White a dit qu’elle était « très préoccupée » par la bar mitzvah au fur et à mesure que le 18 mai approchait. Et ce qui l’empêchait de dormir la nuit n’étaient pas les soucis habituels sur le traiteur, les plans de table ou les décorations.

« Serait-il capable de rester assis pendant toute la cérémonie et la fête ? Aurait-il besoin de subir des succions? Allait-il virer au bleu ? » ont été ses soucis.

Jacob, qui avait été scolarisé dans une école publique ordinaire avec l’aide de deux assistants pour enfants à besoins spéciaux et d’une infirmière jusqu’à son récent combat contre la maladie, a eu des troubles respiratoires, deux jours avant la cérémonie et a passé toute la journée au lit le lendemain. Il s’est avéré que Jacob économisait son énergie, et le jour de sa bar mitzvah, il a été « parfait », selon sa mère.

« En raison de la santé de Jacob, nous avions peur qu’il manque de l’endurance nécessaire pour assister à un office complet. C’était,en fait, une hypothèse erronée.
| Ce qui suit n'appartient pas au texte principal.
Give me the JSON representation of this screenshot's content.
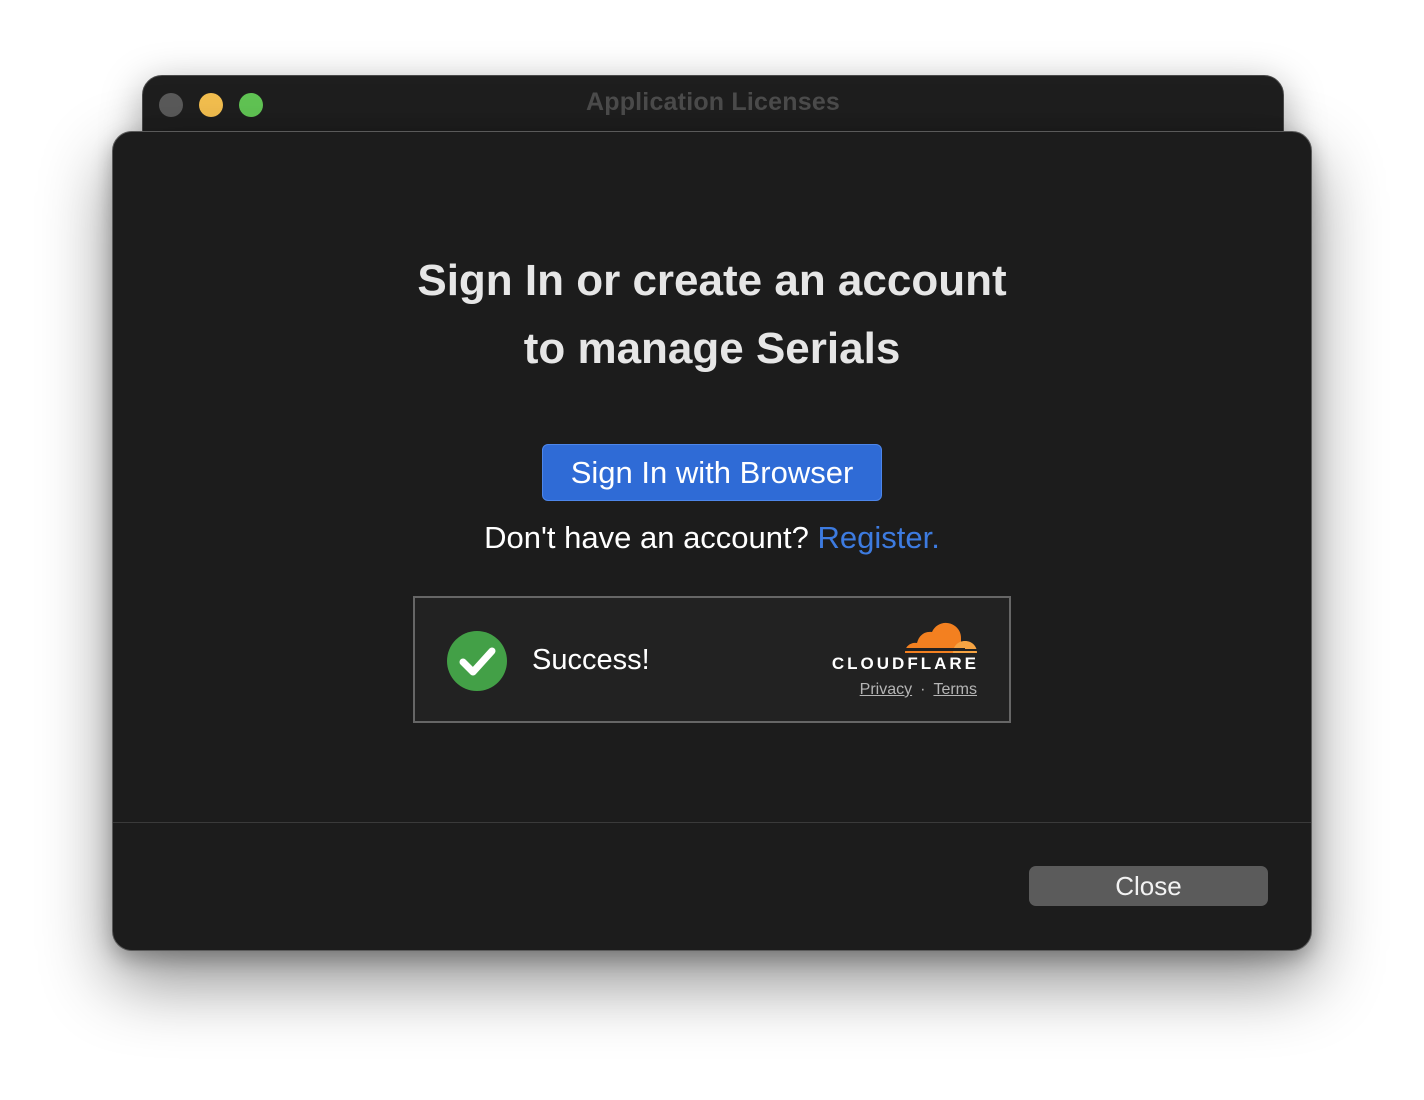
{
  "window": {
    "title": "Application Licenses"
  },
  "sheet": {
    "heading_line1": "Sign In or create an account",
    "heading_line2": "to manage Serials",
    "signin_button_label": "Sign In with Browser",
    "register_prompt": "Don't have an account?",
    "register_link": "Register.",
    "close_button_label": "Close"
  },
  "captcha": {
    "status_text": "Success!",
    "brand": "CLOUDFLARE",
    "privacy_link": "Privacy",
    "separator": "·",
    "terms_link": "Terms",
    "status_color": "#43a047",
    "brand_color": "#f38020"
  },
  "colors": {
    "accent_blue": "#2f6bd6",
    "link_blue": "#3d7be0",
    "sheet_background": "#1c1c1c"
  }
}
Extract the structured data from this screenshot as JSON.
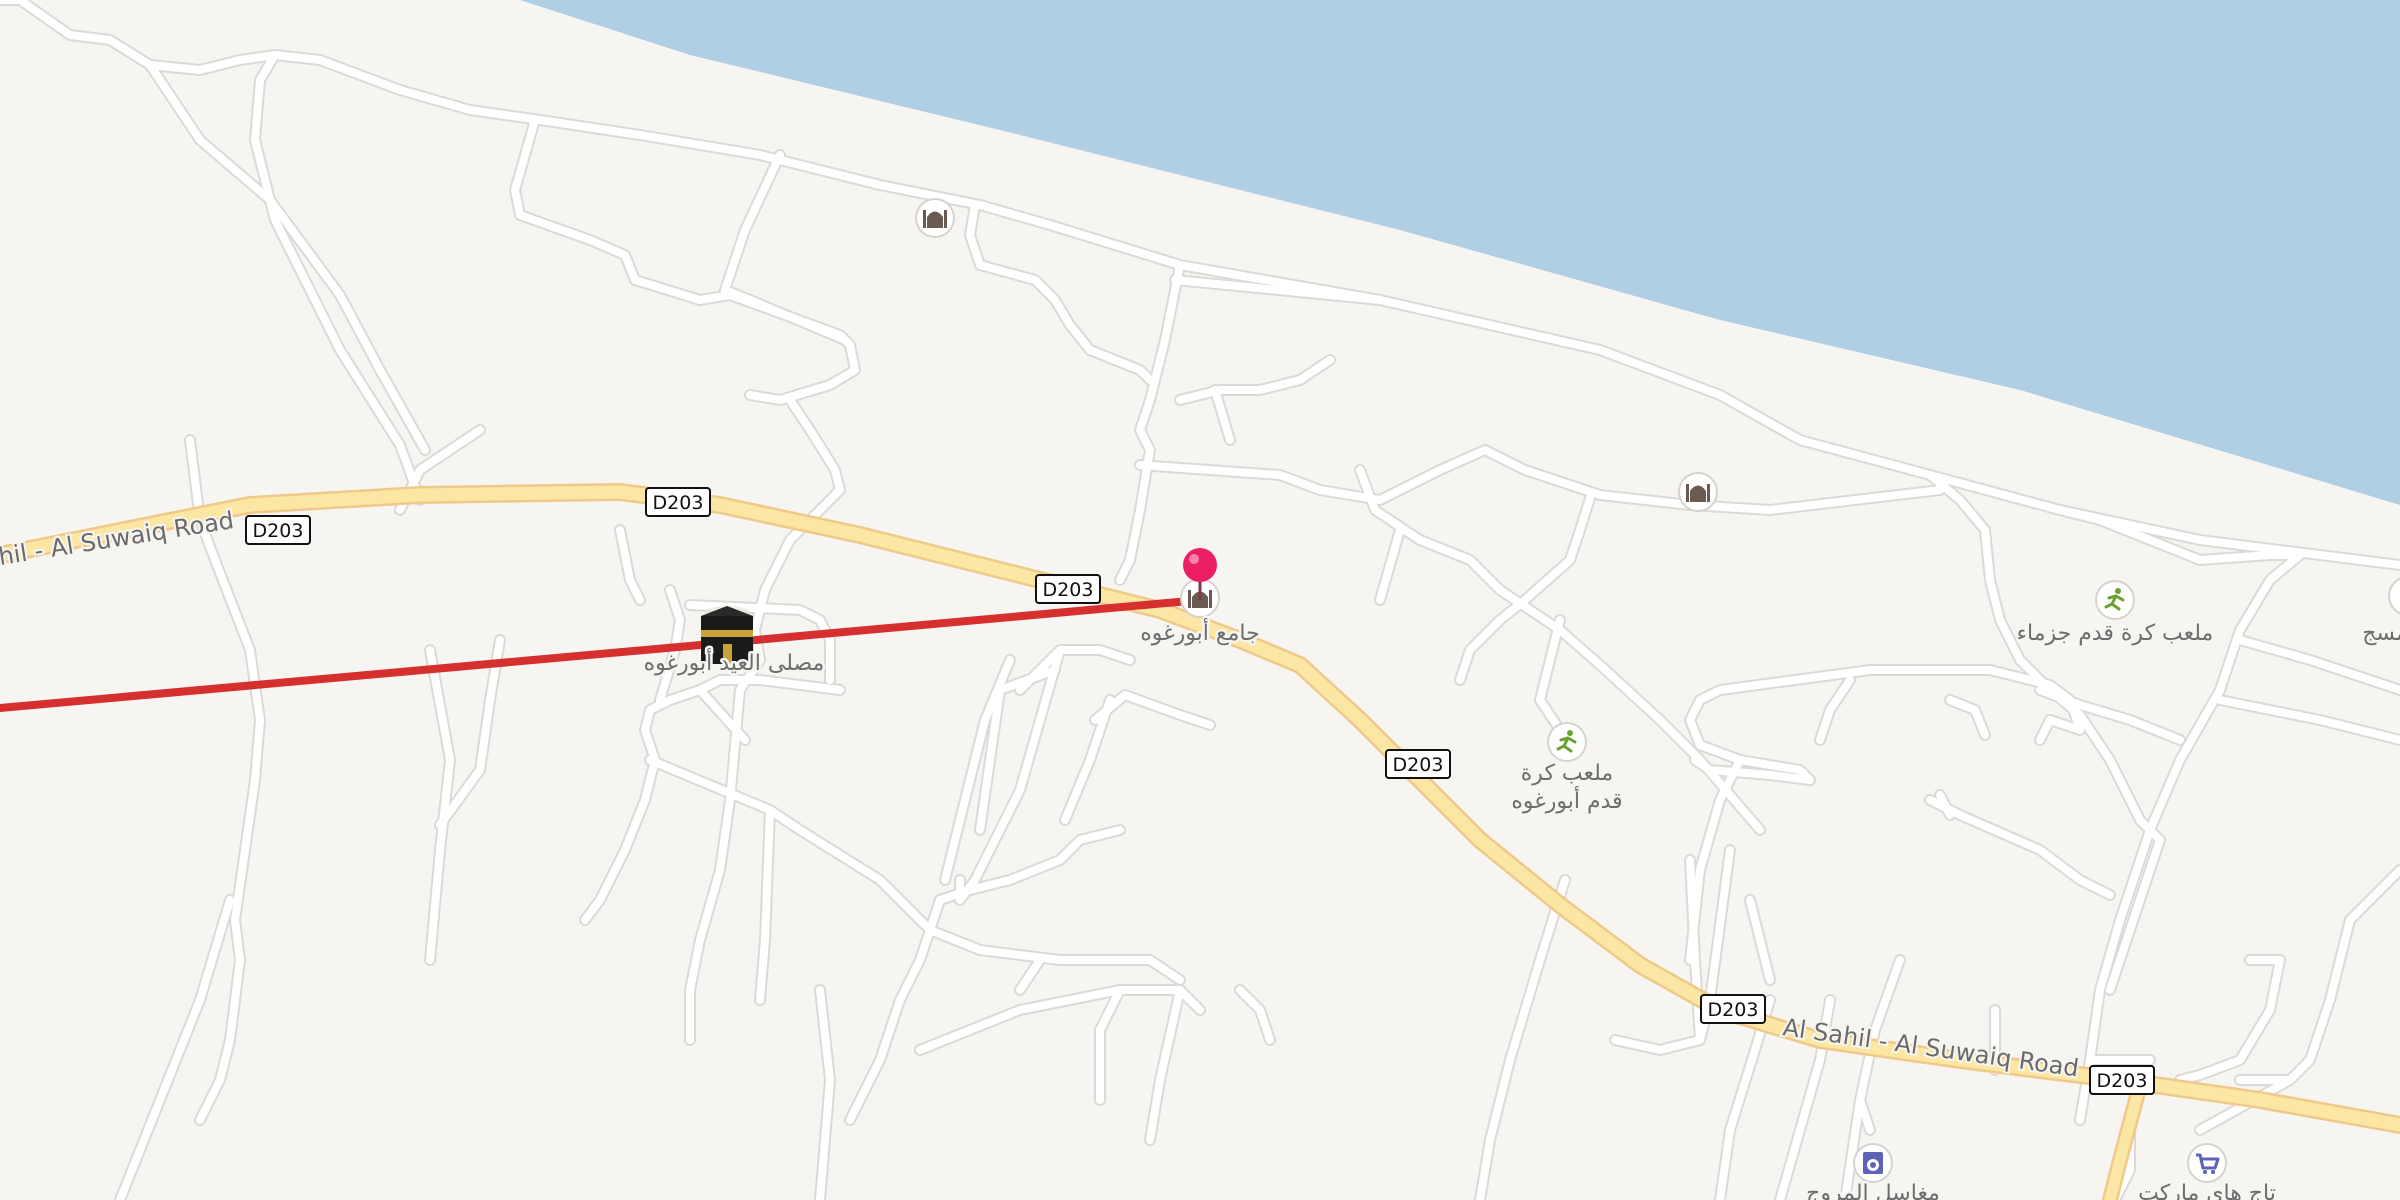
{
  "map": {
    "colors": {
      "land": "#f7f5f2",
      "water": "#b0cfe4",
      "minor_road": "#ffffff",
      "minor_road_casing": "#dcdad7",
      "primary_road": "#fce6a4",
      "primary_road_casing": "#efc98a",
      "route_line": "#d62f2f",
      "marker": "#ec1f64",
      "poi_amenity": "#6b5a52",
      "poi_leisure": "#6aa12f",
      "poi_shop": "#5c63b8"
    },
    "roads": {
      "primary_name": "Al Sahil - Al Suwaiq Road",
      "primary_name_partial": "hil - Al Suwaiq Road",
      "route_ref": "D203"
    },
    "pois": [
      {
        "id": "mosque-top",
        "icon": "mosque-icon",
        "label": ""
      },
      {
        "id": "mosque-east",
        "icon": "mosque-icon",
        "label": ""
      },
      {
        "id": "eid-prayer-ground",
        "icon": "kaaba-icon",
        "label": "مصلى العيد أبورغوه"
      },
      {
        "id": "main-mosque",
        "icon": "mosque-icon",
        "label": "جامع أبورغوه"
      },
      {
        "id": "football-jazma",
        "icon": "sports-pitch-icon",
        "label": "ملعب كرة قدم جزماء"
      },
      {
        "id": "football-aburghwa",
        "icon": "sports-pitch-icon",
        "label_line1": "ملعب كرة",
        "label_line2": "قدم أبورغوه"
      },
      {
        "id": "laundry",
        "icon": "laundry-icon",
        "label": "مغاسل المروج"
      },
      {
        "id": "supermarket",
        "icon": "supermarket-icon",
        "label": "تاج هاي ماركت"
      },
      {
        "id": "edge-poi",
        "icon": "poi-icon",
        "label": "مسج"
      }
    ],
    "marker": {
      "name": "location-pin"
    }
  }
}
Jacob débordait d’énergie à la cérémonie et à la fête qui a suivi », a raconté le rabbin Cutler.

White, qui a écrit un livre sur Jacob et créé une fondation pour poursuivre les recherches sur le PMD et défendre ceux qui en souffrent, a demandé à chacun des 120 invités (que Jacob connaissait tous personnellement) de contribuer au livre qu’elle rédigeait spécialement pour son fils. Elle leur a demandé d’écrire ce qu’ils avaient appris de Jacob au fil des ans.

Les gens ont écrit beaucoup de choses sur Jacob, notamment sur son merveilleux sens de l’humour et son sourire constant malgré la douleur et les défis auxquels il fait face.

« Une des principales choses que les gens ont exprimé était que Jacob leur a appris à ralentir. Il leur a appris à être présents avec lui », note White.